Mar 15 20:45:03 dlgenmsvc3 kernel: lvs[23917]: segfault at 7f17bf3afff8 ip 00007f17bf3afff8 sp 00007fff5a7317e0 error 14 in libdevmapper.so.1.02[7f17bf349000+200000]
Mar 16 03:35:31 dlgenmsvc3 kernel: lvs[17742]: segfault at 7fe3931afff8 ip 00007fe3931afff8 sp 00007ffd9f0818a0 error 14 in libdevmapper.so.1.02[7fe393149000+200000]
Mar 17 16:35:30 dlgenmsvc3 kernel: lvs[11925]: segfault at 7f447988fff8 ip 00007f447988fff8 sp 00007ffea255ccb0 error 14 in libdevmapper.so.1.02[7f4479829000+200000]
Mar 19 09:00:02 dlgenmsvc3 kernel: vgs[8819]: segfault at 7f1d3abcfff8 ip 00007f1d3abcfff8 sp 00007ffc066ef8f0 error 14 in libdevmapper.so.1.02[7f1d3ab69000+200000]
Mar 23 04:50:03 dlgenmsvc3 kernel: sh[51015]: segfault at 7f417c100018 ip 00007f417c100018 sp 00007fffffc04bc0 error 14 in ld-2.12.so[7f417c17d000+20000]

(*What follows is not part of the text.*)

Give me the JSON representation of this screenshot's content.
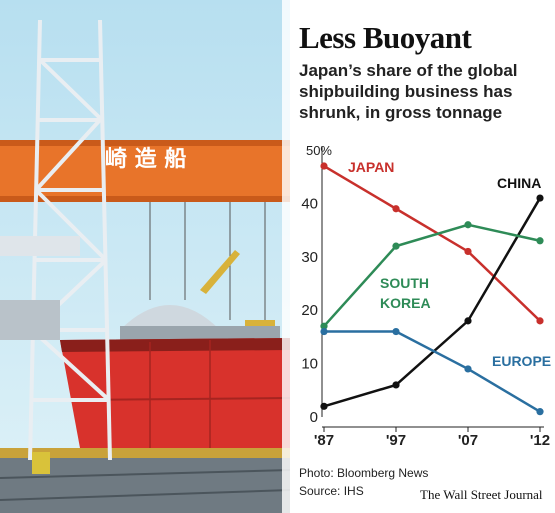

Mar 25 18:42:14 dlgenmsvc3 kernel: qemu-kvm[16414]: segfault at 7f6dab000183 ip 00007f6dab000183 sp 00007fff25b160e0 error 14 in libaio.so.1.0.1[7f6daae3c000+1ff000]

In all of them except the sh[51015] crash, the IP value is inside the shared library address range.  I don't know what could be causing those segfaults, but I suspect the cause is not related to KVM at all.